- The Washington Times - Tuesday, January 13, 2015

Lawmakers wrestled Tuesday with how to define and respond to cyberattacks on the U.S. after recent hacks by North Korea and supporters of the Islamic State terrorist movement,

“If you have a cyber Pearl Harbor, is that an act of war?” said Rep. Gerald Connolly, Virginia Democrat, at a briefing the House Foreign Affairs Committee held to get up to speed on the issue.

Officials from the State Department, Treasury Department and Homeland Security Department all declined to say whether the Sony hack qualified as an act of terrorism

Rep. Ted Poe, Texas Republican, said he thought it was terrorism and said it should earn North Korea a place on the U.S.’s list of state sponsors of terrorism.

“I don’t know why we are so timid in doing that, it seems like the right thing to do, the logical thing to do,” he said. “I hope the State Department eventually makes up its mind before more of these attacks occur against the United States.”

As retaliation for “The Interview,” a movie depicting the assassination of Kim Jong-un, the North Korean government hacked into Sony Pictures’ computer systems late last year and leaked embarrassing emails. The hackers also threatened violence in any movie theater that showed the movie, prompting the studio to pull its release — though it later released it online and in some independently owned theaters.


SEE ALSO: U.S. Central Command Twitter account hacked: ‘ISIS is already here’


The Obama administration has definitively said North Korea was responsible for the hack, and last week the president issued an executive order placing new sanctions on the country.

President Obama, meanwhile, announced a new push Tuesday to win passage of cybersecurity legislation that he said would promote more cooperation and information sharing between the government and private sector.

The bill will urge private entities to share any cyberthreat information with the Department of Homeland Security and other federal agencies. In exchange, companies will be eligible for targeted liability protection if they also take steps to protect Americans’ private information, White House officials said.

The White House announced a summit on cybersecurity and consumer protection to be held at Stanford University next month.

Some lawmakers had specific ideas for more retaliation against those who sponsor cyberattacks.
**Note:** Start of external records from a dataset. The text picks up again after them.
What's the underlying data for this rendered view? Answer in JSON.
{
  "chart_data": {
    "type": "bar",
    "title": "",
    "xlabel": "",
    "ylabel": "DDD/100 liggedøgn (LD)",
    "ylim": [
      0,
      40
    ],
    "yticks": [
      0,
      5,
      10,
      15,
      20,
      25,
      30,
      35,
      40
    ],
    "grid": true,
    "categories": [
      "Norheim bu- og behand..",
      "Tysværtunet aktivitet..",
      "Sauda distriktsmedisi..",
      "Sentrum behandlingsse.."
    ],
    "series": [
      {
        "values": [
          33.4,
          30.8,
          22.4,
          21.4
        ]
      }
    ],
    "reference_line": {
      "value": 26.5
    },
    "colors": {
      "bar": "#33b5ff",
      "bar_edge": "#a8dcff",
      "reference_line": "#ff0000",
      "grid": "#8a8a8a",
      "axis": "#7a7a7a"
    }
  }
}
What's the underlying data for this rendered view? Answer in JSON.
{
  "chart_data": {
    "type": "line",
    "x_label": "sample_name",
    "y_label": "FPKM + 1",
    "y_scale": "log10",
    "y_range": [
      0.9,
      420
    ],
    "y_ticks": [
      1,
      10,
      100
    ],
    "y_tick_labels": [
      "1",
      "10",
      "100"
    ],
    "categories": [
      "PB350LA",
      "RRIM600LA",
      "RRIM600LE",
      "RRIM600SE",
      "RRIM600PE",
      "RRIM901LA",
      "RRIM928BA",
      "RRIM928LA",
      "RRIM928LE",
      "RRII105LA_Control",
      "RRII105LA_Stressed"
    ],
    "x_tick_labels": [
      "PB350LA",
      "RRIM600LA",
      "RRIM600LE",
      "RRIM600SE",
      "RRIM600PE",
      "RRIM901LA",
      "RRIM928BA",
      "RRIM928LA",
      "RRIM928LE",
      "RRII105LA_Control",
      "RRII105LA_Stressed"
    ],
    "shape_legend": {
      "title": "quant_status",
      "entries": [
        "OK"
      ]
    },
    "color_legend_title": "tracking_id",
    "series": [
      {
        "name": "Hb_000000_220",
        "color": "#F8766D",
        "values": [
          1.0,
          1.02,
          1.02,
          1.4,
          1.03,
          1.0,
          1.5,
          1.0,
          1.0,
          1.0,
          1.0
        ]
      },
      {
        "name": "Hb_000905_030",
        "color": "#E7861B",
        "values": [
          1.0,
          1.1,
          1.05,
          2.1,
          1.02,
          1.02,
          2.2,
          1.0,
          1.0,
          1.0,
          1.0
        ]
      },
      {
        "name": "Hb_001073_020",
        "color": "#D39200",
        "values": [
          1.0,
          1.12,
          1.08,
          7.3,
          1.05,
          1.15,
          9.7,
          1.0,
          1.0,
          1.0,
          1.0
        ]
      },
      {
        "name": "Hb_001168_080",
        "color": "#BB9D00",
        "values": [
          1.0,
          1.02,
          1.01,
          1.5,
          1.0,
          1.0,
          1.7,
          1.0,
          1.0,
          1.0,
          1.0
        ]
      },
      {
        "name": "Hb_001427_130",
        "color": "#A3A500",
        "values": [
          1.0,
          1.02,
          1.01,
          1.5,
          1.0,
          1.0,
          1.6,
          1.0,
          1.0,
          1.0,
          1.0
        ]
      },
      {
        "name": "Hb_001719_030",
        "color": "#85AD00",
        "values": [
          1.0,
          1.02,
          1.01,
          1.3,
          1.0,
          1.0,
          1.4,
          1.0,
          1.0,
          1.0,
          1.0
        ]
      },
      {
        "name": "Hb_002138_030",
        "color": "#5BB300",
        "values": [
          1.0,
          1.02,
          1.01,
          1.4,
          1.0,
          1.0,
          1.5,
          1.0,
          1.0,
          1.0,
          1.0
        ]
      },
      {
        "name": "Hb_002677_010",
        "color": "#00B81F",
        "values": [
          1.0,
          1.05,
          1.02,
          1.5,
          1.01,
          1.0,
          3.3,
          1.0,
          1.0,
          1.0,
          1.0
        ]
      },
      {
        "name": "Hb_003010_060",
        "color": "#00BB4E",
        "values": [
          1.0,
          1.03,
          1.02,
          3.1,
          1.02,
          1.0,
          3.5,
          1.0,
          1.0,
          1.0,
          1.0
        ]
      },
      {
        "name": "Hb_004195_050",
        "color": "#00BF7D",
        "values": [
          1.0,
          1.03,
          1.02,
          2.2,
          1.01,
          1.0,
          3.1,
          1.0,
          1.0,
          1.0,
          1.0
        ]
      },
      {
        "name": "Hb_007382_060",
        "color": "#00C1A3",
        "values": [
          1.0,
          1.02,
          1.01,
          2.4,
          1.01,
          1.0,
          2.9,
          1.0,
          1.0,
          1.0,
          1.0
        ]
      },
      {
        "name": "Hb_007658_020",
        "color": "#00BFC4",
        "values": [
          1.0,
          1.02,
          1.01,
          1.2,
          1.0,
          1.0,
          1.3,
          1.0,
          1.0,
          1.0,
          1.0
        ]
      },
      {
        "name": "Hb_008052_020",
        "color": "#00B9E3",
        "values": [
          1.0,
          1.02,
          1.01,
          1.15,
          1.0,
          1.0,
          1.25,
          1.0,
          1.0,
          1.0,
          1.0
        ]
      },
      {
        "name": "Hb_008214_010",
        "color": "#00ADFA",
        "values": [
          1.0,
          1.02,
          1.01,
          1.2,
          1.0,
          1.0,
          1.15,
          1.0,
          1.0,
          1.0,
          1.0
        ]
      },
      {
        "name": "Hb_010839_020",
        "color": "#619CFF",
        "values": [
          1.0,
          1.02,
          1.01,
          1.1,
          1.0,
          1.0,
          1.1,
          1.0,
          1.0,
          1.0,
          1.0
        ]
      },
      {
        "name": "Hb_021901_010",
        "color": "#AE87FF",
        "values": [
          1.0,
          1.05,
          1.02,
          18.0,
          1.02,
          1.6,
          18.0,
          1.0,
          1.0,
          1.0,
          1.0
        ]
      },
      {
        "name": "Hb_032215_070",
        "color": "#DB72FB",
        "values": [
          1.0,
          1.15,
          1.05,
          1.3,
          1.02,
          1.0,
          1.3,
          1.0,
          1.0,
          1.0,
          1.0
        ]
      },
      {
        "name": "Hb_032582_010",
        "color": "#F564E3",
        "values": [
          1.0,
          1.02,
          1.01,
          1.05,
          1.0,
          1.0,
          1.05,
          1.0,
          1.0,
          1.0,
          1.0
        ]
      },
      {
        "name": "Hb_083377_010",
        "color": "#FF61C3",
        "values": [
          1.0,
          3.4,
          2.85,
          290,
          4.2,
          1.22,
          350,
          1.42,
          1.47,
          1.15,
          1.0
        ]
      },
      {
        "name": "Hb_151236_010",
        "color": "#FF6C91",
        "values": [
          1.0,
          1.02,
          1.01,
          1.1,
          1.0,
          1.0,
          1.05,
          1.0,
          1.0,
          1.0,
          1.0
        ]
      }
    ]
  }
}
Rep. Brad Sherman, California Democrat, said the U.S. should find a way to broadcast “The Interview” into North Korea.

“I can’t think of anything we can do for $8 million that would better express our dedication to the First Amendment and pose difficulties for the North Korean regime,” he said, adding that he would show them the director’s cut of the movie, which includes a more gruesome scene of the North Korean leader being killed.

The administration said it is investigating the breach of U.S. Central Command’s Twitter and YouTube accounts by hackers. Backers of the Islamic State claimed credit for using the accounts to post warnings to U.S. troops to watch their backs.

No military or confidential information was compromised, said Brig. Gen. Gregory J. Touhill, deputy assistant secretary for cybersecurity operations and programs at the Department of Homeland Security.